"I worked with her." Tessa's mind was racing, trying to reconcile the woman she remembered with the surveillance notebook, the break-in, the methodical violation of her home. "She was good. Efficient. A little cold, maybe, but I never thought..." She shook her head. "Why would she do this?"
"That's where it gets complicated." Diaz swiped to another document on her phone. "After Daniel Webb died, there was an internal review. Standard procedure for any death in the ER. The review found some irregularities in the nursing notes. Medications administered late, vitals not recorded on time. Nothing that directly caused the death, but enough to raise questions."
"I remember that review," Tessa said slowly. "They questioned all of us. But I was told it was just routine."
"It was routine until it wasn't." Diaz's expression was grim. "Carla Reeves was terminated two weeks after Daniel Webb's death. The official reason was 'failure to meet professional standards,' but the timing wasn't coincidental. She blamed you."

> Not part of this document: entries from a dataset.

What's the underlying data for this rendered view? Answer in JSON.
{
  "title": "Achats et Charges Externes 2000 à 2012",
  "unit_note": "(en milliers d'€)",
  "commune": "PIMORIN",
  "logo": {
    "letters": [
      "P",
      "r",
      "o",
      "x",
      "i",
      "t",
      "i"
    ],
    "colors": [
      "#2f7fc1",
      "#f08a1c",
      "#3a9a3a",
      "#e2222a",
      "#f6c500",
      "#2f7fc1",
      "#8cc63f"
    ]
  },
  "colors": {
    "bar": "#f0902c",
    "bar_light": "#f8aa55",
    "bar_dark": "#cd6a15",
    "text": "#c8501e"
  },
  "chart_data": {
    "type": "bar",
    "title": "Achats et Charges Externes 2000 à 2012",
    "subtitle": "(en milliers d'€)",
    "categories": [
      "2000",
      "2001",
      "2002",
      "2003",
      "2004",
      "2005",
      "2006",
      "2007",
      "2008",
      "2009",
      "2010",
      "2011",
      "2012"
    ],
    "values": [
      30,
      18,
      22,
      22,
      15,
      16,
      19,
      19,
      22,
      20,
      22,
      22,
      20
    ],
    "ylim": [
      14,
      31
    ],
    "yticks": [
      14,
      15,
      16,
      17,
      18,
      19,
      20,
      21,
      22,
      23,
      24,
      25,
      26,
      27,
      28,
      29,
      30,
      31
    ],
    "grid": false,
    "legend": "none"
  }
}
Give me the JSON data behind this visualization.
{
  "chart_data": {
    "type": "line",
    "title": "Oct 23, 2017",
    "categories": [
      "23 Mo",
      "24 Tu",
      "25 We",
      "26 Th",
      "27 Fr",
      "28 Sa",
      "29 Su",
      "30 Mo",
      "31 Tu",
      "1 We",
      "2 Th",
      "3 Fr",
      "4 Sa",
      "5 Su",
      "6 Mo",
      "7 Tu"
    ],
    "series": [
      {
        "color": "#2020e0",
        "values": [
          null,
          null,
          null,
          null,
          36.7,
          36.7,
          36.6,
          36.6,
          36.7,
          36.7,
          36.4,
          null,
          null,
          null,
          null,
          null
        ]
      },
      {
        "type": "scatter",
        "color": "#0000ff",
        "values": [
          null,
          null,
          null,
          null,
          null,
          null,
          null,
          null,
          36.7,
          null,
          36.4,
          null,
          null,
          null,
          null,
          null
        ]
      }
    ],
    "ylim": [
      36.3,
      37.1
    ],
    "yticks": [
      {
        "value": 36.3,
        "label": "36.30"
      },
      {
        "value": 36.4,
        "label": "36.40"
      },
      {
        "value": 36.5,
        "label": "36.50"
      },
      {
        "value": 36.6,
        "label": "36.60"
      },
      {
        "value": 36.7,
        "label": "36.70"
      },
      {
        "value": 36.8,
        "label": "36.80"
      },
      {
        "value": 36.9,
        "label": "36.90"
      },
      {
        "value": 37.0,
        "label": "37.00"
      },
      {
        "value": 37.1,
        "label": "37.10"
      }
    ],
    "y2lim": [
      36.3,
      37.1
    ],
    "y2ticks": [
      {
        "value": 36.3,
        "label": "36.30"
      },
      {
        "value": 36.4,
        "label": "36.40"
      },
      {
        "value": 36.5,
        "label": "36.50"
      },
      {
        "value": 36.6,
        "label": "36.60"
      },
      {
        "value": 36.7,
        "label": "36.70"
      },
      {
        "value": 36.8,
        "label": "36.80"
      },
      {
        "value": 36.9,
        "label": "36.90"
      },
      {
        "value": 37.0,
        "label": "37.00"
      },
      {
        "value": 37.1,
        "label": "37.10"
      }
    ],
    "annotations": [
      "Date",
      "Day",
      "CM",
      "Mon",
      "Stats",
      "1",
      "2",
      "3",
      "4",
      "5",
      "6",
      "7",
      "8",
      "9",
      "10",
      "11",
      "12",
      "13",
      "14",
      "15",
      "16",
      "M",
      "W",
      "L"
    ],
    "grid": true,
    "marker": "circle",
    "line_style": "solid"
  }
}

"Me?" Tessa's voice cracked. "I was the attending surgeon. I tried to save him. I did everything I could."
"I know." Diaz's tone softened slightly. "But grief doesn't follow logic. Carla Reeves and Marcus Webb both needed someone to blame. You were the face of that night, the surgeon who called the time of death. It didn't matter that you weren't responsible. It mattered that you were there."
Bree set a plate of pancakes on the table, her face tight with concern. "So this woman and the psychologist have been working together?"
"That's what it looks like." Diaz nodded. "We found communications between them dating back eight months. Emails, texts, and a shared cloud folder. They connected through an online grief support group, if you can believe it. Bonded over their shared obsession with Dr. Callahan."
"Eight months." Brian's voice was hard. "They've been planning this for eight months."
"At least. Webb handled the visible stalking, the intimidation, the direct contact. Reeves stayed in the shadows, gathering information, tracking Dr. Callahan's movements, feeding everything to Webb." Diaz put her phone away. "When Webb got arrested, Reeves didn't stop. If anything, she escalated. The break-in was her way of proving she could still reach you."
Tessa sank into a chair at the table. Her legs didn't feel steady enough to hold her anymore. "Where is she now?"
"That's the problem." Diaz grimaced. "We don't know. She hasn't used her credit cards in three days. Her apartment in Chicago is empty; looks like she cleared it out recently. She could be anywhere."
"So she's still out there," Hank spoke for the first time, his voice flat. "Watching. Waiting."
"We've got a BOLO out on her vehicle and her photo. Every officer in the county knows her face. She won't be able to move without us knowing." Diaz looked at Tessa. "In the meantime, I'd recommend you don't go back to the cottage. Not until we've apprehended her."
"She can stay here," Bree said immediately. "Both of them. As long as they need."
Hank nodded. "The guest room's yours. And we've got eyes on the property. Between the shop and this place, there's always someone around."
Tessa looked around at these people who had opened their home to her without hesitation. Bree, whom she'd known for only a few weeks, standing at the stove as if feeding people in crisis was just what you did. Hank, quiet and steady, already calculating security measures. Brian beside her, solid and warm, his hand still on her back.
"I don't want to put anyone else in danger," she said.
"You're not." Brian's voice left no room for argument. "This isn't up for debate."
"He's right." Diaz stood, gathering her things. "Isolation is what Reeves wants. She's been watching you long enough to know your patterns. Breaking those patterns, staying with people, being unpredictable, that's your best defense right now."
Tessa nodded slowly. She didn't like it, the feeling of being hunted, of needing protection. But she wasn't stupid. Going back to the cottage alone would be exactly what Carla Reeves was hoping for.
"Okay," she said. "We stay."
Diaz headed for the door, then paused. "One more thing. We searched Webb's apartment and found more of those notebooks. Years of them. Different targets over the years, not just you. He's been doing this for a long time, finding people to stalk, fixating on them, then moving on when they leave or when he loses interest." She met Tessa's eyes. "You're not his first victim, Dr. Callahan. But with any luck, you'll be his last."
The door closed behind her, and the kitchen fell silent.
Bree was the first to move. She set a plate of pancakes in front of Tessa and squeezed her shoulder. "Eat. You can't think straight on an empty stomach."
The pancakes were golden and perfect, dotted with blueberries. Tessa picked up her fork more to be polite than because she was hungry, but the first bite surprised her. They were good. Really good. She took another, and some of the tightness in her chest eased.
"Bree's pancakes have healing properties," Hank said, a ghost of a smile crossing his face. "Scientifically proven."
"Anecdotally proven," Bree corrected. "The sample size is just this household."
"And everyone at the shop," Hank added. "And half the town when you do the charity breakfast."
"Fine. Large sample size. Still anecdotal." But Bree was smiling now, the tension in her shoulders easing.